The Justice Department last night requested more time to prepare evidence for Guantánamo Bay detainee cases in federal court, despite efforts of more than a hundred CIA, Defense Department and Justice Department lawyers to meet a court-ordered deadline. The evidence, called "factual returns," supports the government’s case for continued detention, drawing on classified intelligence largely collected by the CIA.
Senior U.S. District Judge Thomas Hogan, who is coordinating most of the Guantánamo Bay cases, had ordered the government to file factual returns in 50 of the approximately 250 cases by Aug. 29. The government managed 22 returns, according to a motion for relief filed last night in U.S. District Court for the District of Columbia.

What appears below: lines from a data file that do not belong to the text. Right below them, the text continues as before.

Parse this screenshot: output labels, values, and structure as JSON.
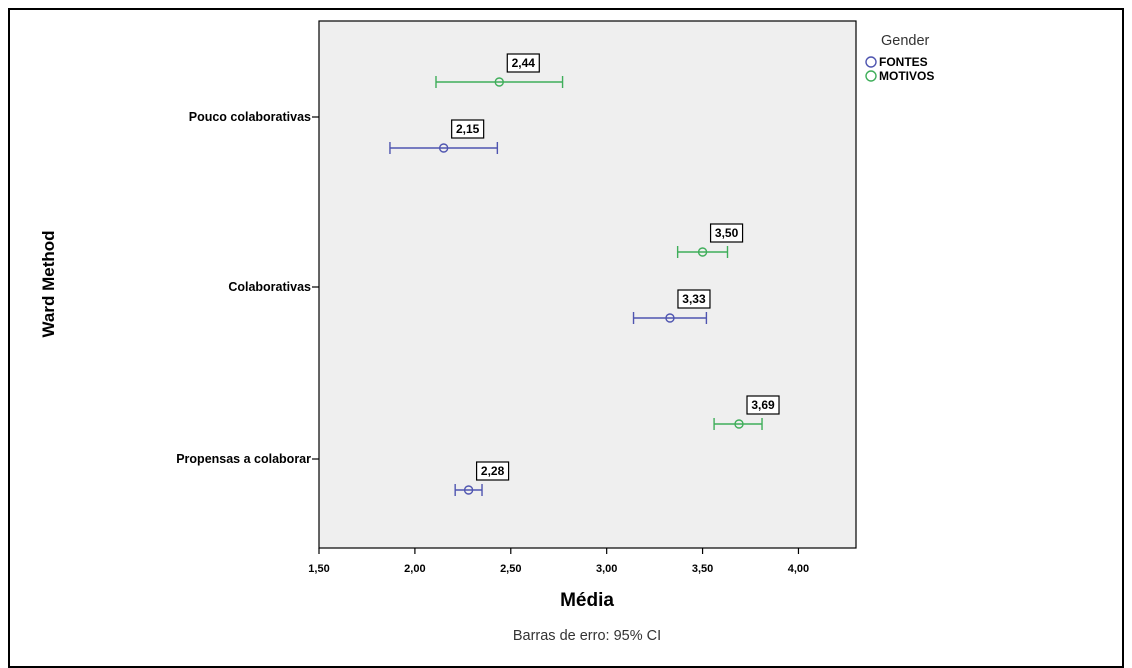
{
  "chart_data": {
    "type": "scatter",
    "subtype": "horizontal error bars (mean with 95% CI)",
    "categories": [
      "Pouco colaborativas",
      "Colaborativas",
      "Propensas a colaborar"
    ],
    "series": [
      {
        "name": "FONTES",
        "color": "#4f55b0",
        "means": [
          2.15,
          3.33,
          2.28
        ],
        "ci_low": [
          1.87,
          3.14,
          2.21
        ],
        "ci_high": [
          2.43,
          3.52,
          2.35
        ],
        "labels": [
          "2,15",
          "3,33",
          "2,28"
        ]
      },
      {
        "name": "MOTIVOS",
        "color": "#3fae5a",
        "means": [
          2.44,
          3.5,
          3.69
        ],
        "ci_low": [
          2.11,
          3.37,
          3.56
        ],
        "ci_high": [
          2.77,
          3.63,
          3.81
        ],
        "labels": [
          "2,44",
          "3,50",
          "3,69"
        ]
      }
    ],
    "xlabel": "Média",
    "ylabel": "Ward Method",
    "xlim": [
      1.5,
      4.3
    ],
    "xticks": [
      1.5,
      2.0,
      2.5,
      3.0,
      3.5,
      4.0
    ],
    "xtick_labels": [
      "1,50",
      "2,00",
      "2,50",
      "3,00",
      "3,50",
      "4,00"
    ],
    "legend_title": "Gender",
    "legend_position": "top-right, outside plot",
    "footnote": "Barras de erro: 95% CI",
    "plot_background": "#efefef",
    "grid": false
  }
}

Assistant Attorney General Gregory Katsas, head of the Justice Department’s Civil Division, said the department “simply did not appreciate the full extent of the challenges posed by the extensive need for classified information in these cases when they proposed to complete the first set of factual returns by the end of August.” He asked Hogan to allow the department to file the first 50 returns by the end of September, and 50 more each month hence.
The secure facility in Northern Virginia, where classified documents are stored and available for review, is keeping unusually late hours this weekend, detainee lawyers say.
Creating the returns is an onerous task, Katsas said. Lawyers spend “dozens of hours” collecting and analyzing information about the detainees. They then draft the returns and send them to the CIA for review, which takes about 30 days. Broadly, the records used in the returns draw from three categories: foreign government information; foreign relations and foreign activities of the United States; and intelligence methods, sources and activities.
The motion, accompanied by declarations from the Defense Department, DOJ and the CIA, says that law enforcement and intelligence agencies were unprepared for the Supreme Court’s June decision in Boumediene v. Bush, which recognized the detainees’ right to challenge their captivity in federal court.
Katsas, in his declaration, said the Justice Department secured a supplemental appropriation to fund the litigation before Boumediene came down, but the Civil Division didn’t know whether to dig in for hundreds of appellate proceedings in the U.S. Court of Appeals for the D.C. Circuit, which would be handled by the appellate staff, or hundreds of habeas proceedings in district court, which would be supervised and primarily handed by the Federal Programs Branch.
The Justice Department has found 50 lawyers to work on the cases, about 40 of whom have obtained the security clearances required to handle classified information. The Federal Programs Branch contributed 10 lawyers, and 10 more arrived from other branches in the civil division. The rest are detailed from U.S. attorney’s offices and other divisions. Katsas said the effort was unprecedented in his seven years at the Civil Division and the Office of the Associate Attorney General.
“I am unaware of any litigation matter in which an assistant attorney general requested so many additional resources from outside his or her division,” he said.
More than 50 CIA attorneys, paralegals, subject matter experts and classification experts are involved in the habeas cases, CIA Director Michael Hayden said in the declaration. And the Defense Department has 30 attorneys working on the litigation, including about 20 who were plucked from other offices within DOD, Acting General Counsel Daniel Dell’Orto noted sourly.
“Their offices have redistributed these attorneys’ work to other attorneys within the office, at a time when each office is supporting a DOD organization or component engaged in DOD’s war mission,” Dell’Orto said.